Na semana passada, a Força Aérea dos EUA bloqueou o acesso às páginas de veículos que publicam vazamentos. A polêmica em torno do WikiLeaks pode trazer de volta a discussão sobre censura na internet?
G.G. – Isso vai justificar na cabeça de muita gente que seja criado algum tipo de repressão ou censura na internet, o que é um retrocesso. As pesquisas com o público americano mostram que a maioria acredita que o WikiLeaks causou mais danos do que benefícios e que Assange deve ser encarcerado.
Os governos sempre querem controlar a internet. A razão pela qual não podem fazer isso é a oposição pública. O compromisso do WikiLeaks com a transparência pode aumentar o apoio público ao controle da internet.
Como o sr. compara os governos de Barack Obama e George W. Bush em relação à liberdade de imprensa?
G.G. – Quando Obama concorreu à Presidência, criticava Bush por sua guerra contra a transparência. A realidade é que não só ele continuou a maioria destas políticas como, em alguns casos, elas até pioraram.
O governo Bush ameaçou mover ações contra jornalistas que publicaram informações secretas e processar pessoas do governo responsáveis pelos vazamentos, mas quase nunca fez isso. O governo Obama já trouxe cinco diferentes ações contra pessoas do governo que vazaram informações.
O sr. citou um artigo do professor Jay Rosen, da New York University, que afirma que parte da repercussão do WikiLeaks é resultado da morte do jornalismo americano…
G.G. – Depois do 11 de Setembro, a grande imprensa se tornou completamente identificada com o governo. Eles cobriram a Guerra do Iraque embarcados com o Exército e começaram a ver o mundo pela perspectiva do governo.
A maior desgraça é que nosso governo levou o país a uma das mais terríveis guerras dos últimos cem anos baseado integralmente em mentiras, e a classe jornalística não se deu ao trabalho de submeter as informações a qualquer escrutínio.
Quais as consequências de um eventual processo dos EUA contra Assange?
G.G. – Isso vai tornar os processos contra jornalistas muito mais prováveis.

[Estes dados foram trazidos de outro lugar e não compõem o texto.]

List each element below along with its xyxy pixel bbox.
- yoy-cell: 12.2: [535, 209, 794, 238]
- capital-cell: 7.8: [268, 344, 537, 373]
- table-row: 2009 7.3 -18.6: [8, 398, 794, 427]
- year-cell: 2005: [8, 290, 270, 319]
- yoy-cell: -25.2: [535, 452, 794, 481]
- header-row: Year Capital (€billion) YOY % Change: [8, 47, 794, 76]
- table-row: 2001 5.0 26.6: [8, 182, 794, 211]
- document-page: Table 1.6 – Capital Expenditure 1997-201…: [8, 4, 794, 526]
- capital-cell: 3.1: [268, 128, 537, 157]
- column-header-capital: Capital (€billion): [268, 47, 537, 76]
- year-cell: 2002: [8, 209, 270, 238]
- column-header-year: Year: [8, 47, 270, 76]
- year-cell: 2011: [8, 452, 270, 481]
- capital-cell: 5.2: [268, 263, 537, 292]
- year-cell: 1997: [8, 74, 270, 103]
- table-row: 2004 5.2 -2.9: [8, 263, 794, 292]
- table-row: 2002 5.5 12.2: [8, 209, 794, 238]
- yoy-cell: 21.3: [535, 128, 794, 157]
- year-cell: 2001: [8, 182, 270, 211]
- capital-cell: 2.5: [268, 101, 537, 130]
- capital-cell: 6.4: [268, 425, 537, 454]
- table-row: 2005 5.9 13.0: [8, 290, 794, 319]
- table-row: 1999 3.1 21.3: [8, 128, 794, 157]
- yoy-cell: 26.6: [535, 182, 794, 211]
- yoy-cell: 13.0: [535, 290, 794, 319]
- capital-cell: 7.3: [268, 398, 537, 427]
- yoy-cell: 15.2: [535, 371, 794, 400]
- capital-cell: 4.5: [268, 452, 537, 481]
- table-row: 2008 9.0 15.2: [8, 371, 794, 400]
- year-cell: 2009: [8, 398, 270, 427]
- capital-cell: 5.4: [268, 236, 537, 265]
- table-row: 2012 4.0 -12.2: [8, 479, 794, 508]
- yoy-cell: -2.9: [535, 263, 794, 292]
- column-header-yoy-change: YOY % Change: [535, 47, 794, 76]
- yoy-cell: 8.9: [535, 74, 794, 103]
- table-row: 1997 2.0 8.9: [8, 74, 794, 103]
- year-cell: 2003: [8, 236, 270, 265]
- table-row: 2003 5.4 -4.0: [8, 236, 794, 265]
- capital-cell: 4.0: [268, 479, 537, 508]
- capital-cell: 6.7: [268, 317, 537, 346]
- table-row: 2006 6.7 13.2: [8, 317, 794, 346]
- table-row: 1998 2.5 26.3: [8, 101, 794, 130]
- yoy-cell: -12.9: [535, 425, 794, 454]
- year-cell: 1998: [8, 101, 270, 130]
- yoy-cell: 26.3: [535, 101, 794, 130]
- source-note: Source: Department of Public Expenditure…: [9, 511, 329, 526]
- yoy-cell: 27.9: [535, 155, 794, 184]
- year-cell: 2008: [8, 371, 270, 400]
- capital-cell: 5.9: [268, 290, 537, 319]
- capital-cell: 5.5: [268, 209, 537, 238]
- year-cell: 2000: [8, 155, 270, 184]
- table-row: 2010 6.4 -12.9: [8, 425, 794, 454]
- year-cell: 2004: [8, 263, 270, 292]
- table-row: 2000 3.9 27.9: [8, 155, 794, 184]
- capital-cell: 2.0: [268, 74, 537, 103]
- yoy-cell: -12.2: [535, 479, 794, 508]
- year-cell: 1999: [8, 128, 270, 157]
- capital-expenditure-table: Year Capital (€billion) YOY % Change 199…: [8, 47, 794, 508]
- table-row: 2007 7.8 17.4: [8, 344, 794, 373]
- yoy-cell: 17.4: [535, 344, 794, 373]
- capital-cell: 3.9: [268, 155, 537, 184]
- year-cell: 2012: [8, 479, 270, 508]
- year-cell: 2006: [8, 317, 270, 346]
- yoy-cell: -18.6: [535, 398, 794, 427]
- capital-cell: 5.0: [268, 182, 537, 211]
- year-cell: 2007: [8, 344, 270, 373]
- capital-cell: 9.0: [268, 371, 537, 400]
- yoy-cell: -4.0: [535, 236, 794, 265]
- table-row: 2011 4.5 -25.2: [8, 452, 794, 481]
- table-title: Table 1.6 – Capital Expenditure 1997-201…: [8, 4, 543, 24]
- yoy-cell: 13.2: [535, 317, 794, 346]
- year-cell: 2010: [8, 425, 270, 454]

Se você criar uma teoria legal que permita um processo contra o WikiLeaks, isso dará poder ao governo de processar jornalistas por revelar seus segredos.
Revelar segredos de governo representa o corpo e também a alma do jornalismo investigativo.
Por que o sr. afirma que o WikiLeaks não está sujeito às leis americanas?
G.G. – O WikiLeaks não é brasileiro ou americano. É uma organização sem Estado, não pertence a nenhum país e não existe fisicamente em lugar algum, apenas na internet. Não há mecanismo para definir qual lei se aplica a ele. Não se pode levá-lo à Justiça e obrigá-lo a revelar suas fontes. A maioria das pessoas não consegue pensar dissociada do Estado.
Parte do caráter único do WikiLeaks vem do fato de Assange ter sido criado de forma transnacional. Ele se mudou centenas de vezes e foi criado de forma a não confiar ou seguir nenhuma autoridade.
Por que a Time elegeu Mark Zuckerberg personalidade do ano quando os leitores escolheram Assange?
G.G. – Muitas pessoas usam o Facebook e Mark Zuckerberg ganha muito dinheiro com isso, mas se ele não existisse, nada iria mudar. A Time já elegeu Adolf Hitler e Joseph Stalin como personalidades.
Quando as pessoas perguntam zangadas: ‘Mas como vocês fizeram isso’? Eles sempre dizem que não é a opção de que gostamos, mas a que teve maior impacto.
Em 2001 a pessoa de maior impacto foi Osama bin Laden, mas eles tiveram muito medo e escolheram Rudolph Giuliani [ex-prefeito de Nova York]. Agora, é claro que Assange tem mais impacto do que Zuckerberg.